Le drone le plus utilisé par l’armée russe en Syrie est le Forpost, lui-même dérivé du Searcher israélien, un drone de reconnaissance fabriqué sous licence, avec transfert de technologie depuis 2010 d’Israël à la Russie. C’est pour préserver cette coopération très sensible avec Moscou qu’Israël refuse, en septembre 2014, de livrer des drones à l’Ukraine, déjà confrontée à l’annexion de la Crimée par la Russie, puis au déclenchement d’une guérilla séparatiste dans le Donbass.

Cela n’empêche pas le Kremlin de fournir la couverture de ses Forpost aux forces liées à l’Iran en Syrie, contraignant Israël à abattre des drones de conception israélienne pour assurer la sécurité de sa frontière nord. Mais, lorsque le général Sourovikine assume le commandement du corps expéditionnaire contre l’Ukraine, c’est le Shahed-136 qu’il décide d’utiliser massivement contre des cibles civiles avec, depuis, plusieurs vagues de bombardements combinant missiles russes et drones iraniens. Ceux-ci sont qualifiés de « kamikazes » du fait de leur explosion programmée au moment de la frappe.

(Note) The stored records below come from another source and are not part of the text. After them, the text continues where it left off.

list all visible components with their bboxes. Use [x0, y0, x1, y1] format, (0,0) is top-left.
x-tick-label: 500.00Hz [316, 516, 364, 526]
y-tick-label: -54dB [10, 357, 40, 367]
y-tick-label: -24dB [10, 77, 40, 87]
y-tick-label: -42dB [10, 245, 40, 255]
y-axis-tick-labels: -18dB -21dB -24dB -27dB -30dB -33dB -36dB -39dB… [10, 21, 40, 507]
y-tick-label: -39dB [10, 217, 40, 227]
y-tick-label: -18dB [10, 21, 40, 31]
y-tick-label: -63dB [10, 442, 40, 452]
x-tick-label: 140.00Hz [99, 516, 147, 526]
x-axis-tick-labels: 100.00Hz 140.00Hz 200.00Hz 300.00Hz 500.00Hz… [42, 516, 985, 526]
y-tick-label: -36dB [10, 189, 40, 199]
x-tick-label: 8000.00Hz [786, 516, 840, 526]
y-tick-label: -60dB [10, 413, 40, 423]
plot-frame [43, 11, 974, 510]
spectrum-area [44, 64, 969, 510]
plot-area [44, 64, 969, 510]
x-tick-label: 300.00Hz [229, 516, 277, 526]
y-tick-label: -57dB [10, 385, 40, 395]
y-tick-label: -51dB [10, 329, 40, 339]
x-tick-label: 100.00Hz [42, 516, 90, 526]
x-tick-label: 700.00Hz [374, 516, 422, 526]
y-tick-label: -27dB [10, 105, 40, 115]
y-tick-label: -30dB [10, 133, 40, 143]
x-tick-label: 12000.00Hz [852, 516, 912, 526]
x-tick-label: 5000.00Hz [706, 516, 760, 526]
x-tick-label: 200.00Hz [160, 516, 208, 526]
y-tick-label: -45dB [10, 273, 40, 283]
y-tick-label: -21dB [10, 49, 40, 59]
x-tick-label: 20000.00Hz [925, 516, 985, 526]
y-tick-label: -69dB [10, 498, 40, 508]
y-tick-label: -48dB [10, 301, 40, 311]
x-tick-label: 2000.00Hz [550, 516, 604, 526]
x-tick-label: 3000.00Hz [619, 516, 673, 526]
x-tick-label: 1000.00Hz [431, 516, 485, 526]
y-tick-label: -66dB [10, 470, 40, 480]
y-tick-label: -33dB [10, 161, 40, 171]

Les États-Unis et l’Union européenne ont dénoncé cette collusion entre Moscou et Téhéran, adoptant très rapidement des sanctions contre les responsables de ce programme de drones iraniens. La République islamique de l’ayatollah Khamenei nie pourtant avec constance toute responsabilité dans l’utilisation russe des Shahed-136, un déni que le ministre de la Défense ukrainien explique parce « qu’une partie des usines qui les fabriquent ne se trouvent pas sur son territoire, mais en Syrie ». Cette affirmation fait sans doute référence à la base T-4, dans un rappel poignant de la centralité de la Syrie dans l’escalade en Ukraine. Car c’est bel et bien en Syrie que se sont forgées les armes de la terreur russe en Ukraine, d’où la récente mise en garde d’Emmanuel Macron contre « une espèce de multilatéralisme du terrorisme ». Quant à la détermination ukrainienne, loin d’être entamée par cette stratégie de la terreur, elle demeure à l’évidence intacte. Et, en ce jour de Noël, un sapin géant, illuminé aux couleurs jaune et bleu du drapeau national, orné de colombes de la paix et surmonté du trident ukrainien, trône sur la place centrale de Kiev.